Seus pensamentos estavam concentrados em um único objetivo: se jogar em sua cama e se render ao cansaço, finalmente fechar os olhos, que pesavam e insistiam por um descanso, e relaxar sua mente perturbada por todos os problemas enfrentados naquele dia. A exaustão era tanta que Leonard mal se importava com seus sentidos anuviados pela fome, a dor em seu estômago e a pontada de enjoo a embrulhá-lo, quase trazendo a bile até a garganta em uma típica contração reflexa.
Merda! Ele odiava vomitar! Principalmente quando não tinha nada além de água em seu estômago.

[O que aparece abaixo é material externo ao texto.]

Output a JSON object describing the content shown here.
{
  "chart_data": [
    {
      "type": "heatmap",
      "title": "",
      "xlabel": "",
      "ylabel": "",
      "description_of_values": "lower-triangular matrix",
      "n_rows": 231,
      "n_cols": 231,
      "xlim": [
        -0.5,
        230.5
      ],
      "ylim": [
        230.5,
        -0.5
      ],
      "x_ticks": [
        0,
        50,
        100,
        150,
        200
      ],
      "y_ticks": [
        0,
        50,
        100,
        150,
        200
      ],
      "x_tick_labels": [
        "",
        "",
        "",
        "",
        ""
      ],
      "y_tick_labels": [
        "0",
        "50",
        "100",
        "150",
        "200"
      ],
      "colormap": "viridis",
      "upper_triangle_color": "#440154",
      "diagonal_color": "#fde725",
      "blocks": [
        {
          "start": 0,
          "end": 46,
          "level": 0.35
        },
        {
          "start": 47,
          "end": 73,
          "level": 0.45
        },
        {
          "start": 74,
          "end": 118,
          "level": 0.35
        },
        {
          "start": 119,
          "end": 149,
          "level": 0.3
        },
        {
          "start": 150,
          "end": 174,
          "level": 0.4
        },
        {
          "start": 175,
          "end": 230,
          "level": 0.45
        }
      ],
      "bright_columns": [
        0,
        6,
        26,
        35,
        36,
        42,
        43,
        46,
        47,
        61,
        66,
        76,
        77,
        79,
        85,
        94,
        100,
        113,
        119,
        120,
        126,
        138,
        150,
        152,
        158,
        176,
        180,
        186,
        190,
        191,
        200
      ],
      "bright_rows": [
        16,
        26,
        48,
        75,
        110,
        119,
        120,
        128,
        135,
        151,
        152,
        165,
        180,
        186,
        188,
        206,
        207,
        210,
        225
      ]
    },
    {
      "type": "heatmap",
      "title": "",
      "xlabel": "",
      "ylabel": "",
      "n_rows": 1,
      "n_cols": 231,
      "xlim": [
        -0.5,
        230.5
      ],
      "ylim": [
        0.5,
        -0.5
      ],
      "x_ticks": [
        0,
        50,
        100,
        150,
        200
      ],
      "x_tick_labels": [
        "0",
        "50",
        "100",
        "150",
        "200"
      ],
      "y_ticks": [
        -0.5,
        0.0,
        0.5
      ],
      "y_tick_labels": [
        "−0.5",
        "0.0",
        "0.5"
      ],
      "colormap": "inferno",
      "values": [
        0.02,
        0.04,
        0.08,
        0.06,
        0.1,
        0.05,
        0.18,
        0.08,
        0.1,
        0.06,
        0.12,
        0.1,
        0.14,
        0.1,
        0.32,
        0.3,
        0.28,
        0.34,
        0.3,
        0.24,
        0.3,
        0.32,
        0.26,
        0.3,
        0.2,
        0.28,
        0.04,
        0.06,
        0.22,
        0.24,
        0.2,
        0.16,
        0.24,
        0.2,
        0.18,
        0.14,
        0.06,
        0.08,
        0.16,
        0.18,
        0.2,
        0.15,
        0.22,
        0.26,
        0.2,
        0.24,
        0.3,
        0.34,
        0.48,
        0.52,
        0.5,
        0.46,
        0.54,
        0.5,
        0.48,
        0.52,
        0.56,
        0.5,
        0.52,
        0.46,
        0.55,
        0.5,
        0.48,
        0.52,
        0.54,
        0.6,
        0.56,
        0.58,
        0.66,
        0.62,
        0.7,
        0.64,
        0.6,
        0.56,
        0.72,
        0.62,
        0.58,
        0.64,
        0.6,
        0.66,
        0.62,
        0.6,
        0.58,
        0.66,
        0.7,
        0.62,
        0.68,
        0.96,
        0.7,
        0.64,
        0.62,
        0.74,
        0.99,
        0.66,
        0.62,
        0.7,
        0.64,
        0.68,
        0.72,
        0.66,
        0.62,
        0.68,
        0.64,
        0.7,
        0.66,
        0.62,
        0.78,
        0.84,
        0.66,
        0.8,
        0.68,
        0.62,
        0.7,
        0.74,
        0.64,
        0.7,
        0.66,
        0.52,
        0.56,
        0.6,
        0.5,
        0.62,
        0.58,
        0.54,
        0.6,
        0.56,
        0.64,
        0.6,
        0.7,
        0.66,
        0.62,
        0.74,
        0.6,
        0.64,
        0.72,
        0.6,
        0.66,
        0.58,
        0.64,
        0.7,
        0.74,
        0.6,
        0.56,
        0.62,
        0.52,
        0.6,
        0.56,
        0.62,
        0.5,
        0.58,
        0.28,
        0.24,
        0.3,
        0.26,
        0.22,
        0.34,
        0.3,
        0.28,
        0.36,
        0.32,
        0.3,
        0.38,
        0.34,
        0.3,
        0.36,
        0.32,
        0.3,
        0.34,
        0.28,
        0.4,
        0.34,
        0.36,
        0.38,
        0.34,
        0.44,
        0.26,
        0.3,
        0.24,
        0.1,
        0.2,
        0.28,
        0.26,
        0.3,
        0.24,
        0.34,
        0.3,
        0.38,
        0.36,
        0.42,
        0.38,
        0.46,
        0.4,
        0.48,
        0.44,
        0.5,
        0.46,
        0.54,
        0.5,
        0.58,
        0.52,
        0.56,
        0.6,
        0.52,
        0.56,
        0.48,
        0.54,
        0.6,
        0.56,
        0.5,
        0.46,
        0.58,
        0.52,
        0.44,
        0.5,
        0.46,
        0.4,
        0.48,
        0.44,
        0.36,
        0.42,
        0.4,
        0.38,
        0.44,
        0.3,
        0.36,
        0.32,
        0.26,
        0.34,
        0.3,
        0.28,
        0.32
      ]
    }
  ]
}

Mais um longo suspiro escapou de seus lábios, e Leonard se praguejou mentalmente por isso, pois o enjoo aumentou, então respirou fundo e puxou a maior quantidade de ar que podia para oxigenar seu cérebro de forma apropriada. Parou por alguns segundos e apoiou as mãos em seus joelhos quando a tontura aumentou. Se sentiu bastante patético e particularmente idiota por ter ignorado seu organismo por tantas horas e deixado seu horário de lanche de lado para atender a Senhora Crasswell, uma madame, que além de ser irritantemente barraqueira, era casada com um dos homens mais poderosos da cidade, o dono da maioria das terras naquela região e que inclusive tinha seus olhos gananciosos vidrados na casa de medicamentos do senhor O’Connell. Leonard tinha receio do que seria de si se o chefe resolvesse fechar aquela venda, mas pelo amor que o outro demonstrava pela manipulação de produtos medicinais, o rapaz achava pouco provável que o Senhor Crasswell fosse bem-sucedido.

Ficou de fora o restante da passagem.